短編小説「目に見えない大事なもの」



 今日はクリスマス。

 待ちに待った明子への告白の日だ!!

 150万の婚約指輪を持って駅へと急いでいた。

 明子は恋人が欲しいと言っていたから、、俺がその恋人になってやろうと思った。

 今、、赤のスーツでサンタに扮した俺がクリスマスプレゼントを渡しに行くぞ!!

 道の途中、、下をあまりよく見ていなかったからか、、空き缶が転がっていて、、それにつまづいて転倒した。

「うわあああ」

 腰を強く打ったが、、すぐに起き上がり、、その空き缶をできるかぎり遠くに投げた。

「死ね!!!! 空き缶!!!!」

 そして、、また走り出したが、、一旦立ち止まった。

 ほかの人が今の俺みたいにあの空き缶で転んだらどうする?? 体が弱い老人とかだったら、、骨折してしまうかもしれないな。

 俺は空き缶を拾って胸ポケットに入れた。

 そして、、また駅へと向かう。

 横断歩道で信号が点滅して赤に変わりそうになり、、100%に近い全力で走った。

「ドッーーーン!!!!」

 横断歩道を渡って2秒で横から猛スピードで突進してきた自動車に轢かれてしまった。

 5メートルほど吹っ飛んで、、冷たい雪の積もった地面に転がった。

 あまりの雪の冷たさと激痛で叫んだ。

「アアアアアアアア!!!!」

 赤のスーツが雪で濡れて、、血みたいに見えるのと、、本当にこの事故で流れた本物の血かどうか見分けがつかないなとこんな緊急事態に考えてしまった俺はバカだな。

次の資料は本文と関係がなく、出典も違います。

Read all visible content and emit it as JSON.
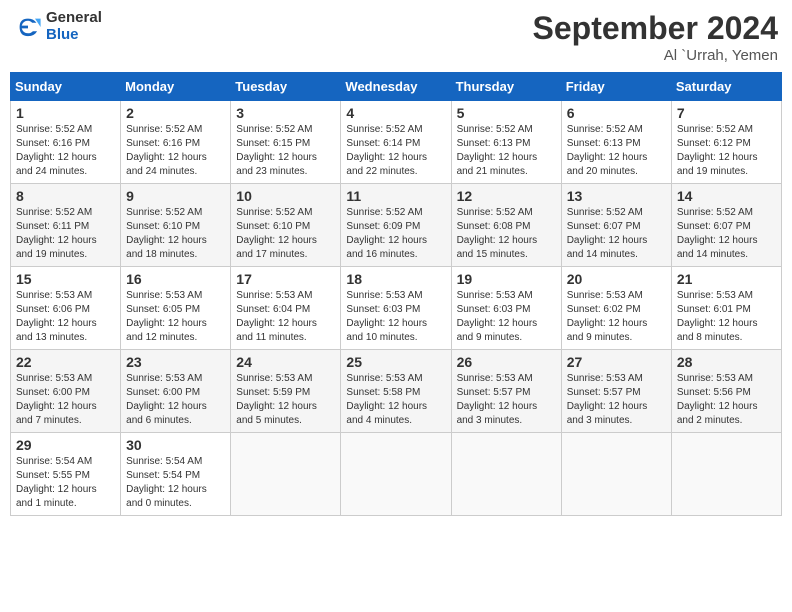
{
  "header": {
    "logo_general": "General",
    "logo_blue": "Blue",
    "month_title": "September 2024",
    "location": "Al `Urrah, Yemen"
  },
  "weekdays": [
    "Sunday",
    "Monday",
    "Tuesday",
    "Wednesday",
    "Thursday",
    "Friday",
    "Saturday"
  ],
  "weeks": [
    [
      {
        "day": "1",
        "sunrise": "5:52 AM",
        "sunset": "6:16 PM",
        "daylight": "12 hours and 24 minutes."
      },
      {
        "day": "2",
        "sunrise": "5:52 AM",
        "sunset": "6:16 PM",
        "daylight": "12 hours and 24 minutes."
      },
      {
        "day": "3",
        "sunrise": "5:52 AM",
        "sunset": "6:15 PM",
        "daylight": "12 hours and 23 minutes."
      },
      {
        "day": "4",
        "sunrise": "5:52 AM",
        "sunset": "6:14 PM",
        "daylight": "12 hours and 22 minutes."
      },
      {
        "day": "5",
        "sunrise": "5:52 AM",
        "sunset": "6:13 PM",
        "daylight": "12 hours and 21 minutes."
      },
      {
        "day": "6",
        "sunrise": "5:52 AM",
        "sunset": "6:13 PM",
        "daylight": "12 hours and 20 minutes."
      },
      {
        "day": "7",
        "sunrise": "5:52 AM",
        "sunset": "6:12 PM",
        "daylight": "12 hours and 19 minutes."
      }
    ],
    [
      {
        "day": "8",
        "sunrise": "5:52 AM",
        "sunset": "6:11 PM",
        "daylight": "12 hours and 19 minutes."
      },
      {
        "day": "9",
        "sunrise": "5:52 AM",
        "sunset": "6:10 PM",
        "daylight": "12 hours and 18 minutes."
      },
      {
        "day": "10",
        "sunrise": "5:52 AM",
        "sunset": "6:10 PM",
        "daylight": "12 hours and 17 minutes."
      },
      {
        "day": "11",
        "sunrise": "5:52 AM",
        "sunset": "6:09 PM",
        "daylight": "12 hours and 16 minutes."
      },
      {
        "day": "12",
        "sunrise": "5:52 AM",
        "sunset": "6:08 PM",
        "daylight": "12 hours and 15 minutes."
      },
      {
        "day": "13",
        "sunrise": "5:52 AM",
        "sunset": "6:07 PM",
        "daylight": "12 hours and 14 minutes."
      },
      {
        "day": "14",
        "sunrise": "5:52 AM",
        "sunset": "6:07 PM",
        "daylight": "12 hours and 14 minutes."
      }
    ],
    [
      {
        "day": "15",
        "sunrise": "5:53 AM",
        "sunset": "6:06 PM",
        "daylight": "12 hours and 13 minutes."
      },
      {
        "day": "16",
        "sunrise": "5:53 AM",
        "sunset": "6:05 PM",
        "daylight": "12 hours and 12 minutes."
      },
      {
        "day": "17",
        "sunrise": "5:53 AM",
        "sunset": "6:04 PM",
        "daylight": "12 hours and 11 minutes."
      },
      {
        "day": "18",
        "sunrise": "5:53 AM",
        "sunset": "6:03 PM",
        "daylight": "12 hours and 10 minutes."
      },
      {
        "day": "19",
        "sunrise": "5:53 AM",
        "sunset": "6:03 PM",
        "daylight": "12 hours and 9 minutes."
      },
      {
        "day": "20",
        "sunrise": "5:53 AM",
        "sunset": "6:02 PM",
        "daylight": "12 hours and 9 minutes."
      },
      {
        "day": "21",
        "sunrise": "5:53 AM",
        "sunset": "6:01 PM",
        "daylight": "12 hours and 8 minutes."
      }
    ],
    [
      {
        "day": "22",
        "sunrise": "5:53 AM",
        "sunset": "6:00 PM",
        "daylight": "12 hours and 7 minutes."
      },
      {
        "day": "23",
        "sunrise": "5:53 AM",
        "sunset": "6:00 PM",
        "daylight": "12 hours and 6 minutes."
      },
      {
        "day": "24",
        "sunrise": "5:53 AM",
        "sunset": "5:59 PM",
        "daylight": "12 hours and 5 minutes."
      },
      {
        "day": "25",
        "sunrise": "5:53 AM",
        "sunset": "5:58 PM",
        "daylight": "12 hours and 4 minutes."
      },
      {
        "day": "26",
        "sunrise": "5:53 AM",
        "sunset": "5:57 PM",
        "daylight": "12 hours and 3 minutes."
      },
      {
        "day": "27",
        "sunrise": "5:53 AM",
        "sunset": "5:57 PM",
        "daylight": "12 hours and 3 minutes."
      },
      {
        "day": "28",
        "sunrise": "5:53 AM",
        "sunset": "5:56 PM",
        "daylight": "12 hours and 2 minutes."
      }
    ],
    [
      {
        "day": "29",
        "sunrise": "5:54 AM",
        "sunset": "5:55 PM",
        "daylight": "12 hours and 1 minute."
      },
      {
        "day": "30",
        "sunrise": "5:54 AM",
        "sunset": "5:54 PM",
        "daylight": "12 hours and 0 minutes."
      },
      null,
      null,
      null,
      null,
      null
    ]
  ]
}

 ちなみに空き缶はトマトジュースだから、、さらに本物の血か紛らわしいなと思ったり。

 足があらぬ方向に向いている。

 体を少しも動かせない。

 そして、、自動車は俺をさらに故意に轢いた。

 「グフ!!!!」


 



 

「起きなさい!!!!」


 急に響いてきた声に驚き、、目を覚ますと、、俺はベッドで寝ていた。

「あんたは誰だ?? ここはどこだ?? 俺は確か……」

「車に轢かれたんだよ」

「ここは病院か??」

「ここは死後の世界だよ」

 サンタの姿をしているおじいさんが訳わからぬことを言っている。

「死後の世界?? 俺は死んだのか??」

「いや、、今、君は病院のベッドで治療を受けている最中だ。意識を失っている間、、私とこうしゃべっているんだ」

「明子へと告白の日によりによってこんな大事故が起こるなんて俺はなんて不運なんだ!!」

「それは違うよ!!」

「何が違うんだよ!! 婚約指輪まで買って今日という日を楽しみにしていたのに。それがこんな大怪我で入院する羽目になったんだぞ!! 不幸でしかないじゃないか!!」

「もし、、君が事故に遭わなかったらどうなっていたのかというDVDがあるんだが。見せてやろうか??」

 そこには、、もし事故に遭わなかったら、、俺は通り魔に刺されて死んでいたという未来が映像として流れた。

「これは!!!! 事実か??」

「当たり前だ!!」

「ちなみに君が空き缶を拾ったおかげで、、君みたいに転倒しないで済んだ人がいた。怪我を免れた人がいたし、、君がその空き缶をポケットにしまっておいたおかげで事故の時にその空き缶がクッションになり、致命傷を防いでくれたのだ」

「てことは、、あの空き缶を拾ったから、、事故に遭うことができた。タイミングが重なって。だから、、通り魔に殺されなくて済んだということか」

「そうだ。でも、、それは私がこの夢に現れなかったら知ることがなかっただろう。君は本当に運がいい」

「運が悪いと思っていたことが実は運が良かったということなのか」

「人間は目に見えるものしか信じない。目に見えないことに大切なことがたくさんあるんだよ。君は空き缶を拾っただけで通り魔に殺される運命を変えることができたんだよ」

「これからは目に見えないものを大事にしたいと思います」

 サンタのおじいさんが教えてくれなかったら、永遠に事故が起きたことを恨むことしかできなかっただろう。


 目に見えてないだけで、、たくさんの大事な事実が見えないものの中に隠されていることを知った。

 空き缶を拾っただけで、、ここまで人生が変わるとは。

 さあ、、、、これから明子に事故で壊れてしまった婚約指輪を修理して告白してプレゼントするつもりだ。

 明子は修理した婚約指輪をどう思うかな。

 あの空き缶を拾ったという小さな善行からすべてがいい方向に変わっていった人生。


 目に見えないことに本当に大事なことが隠されているんだ。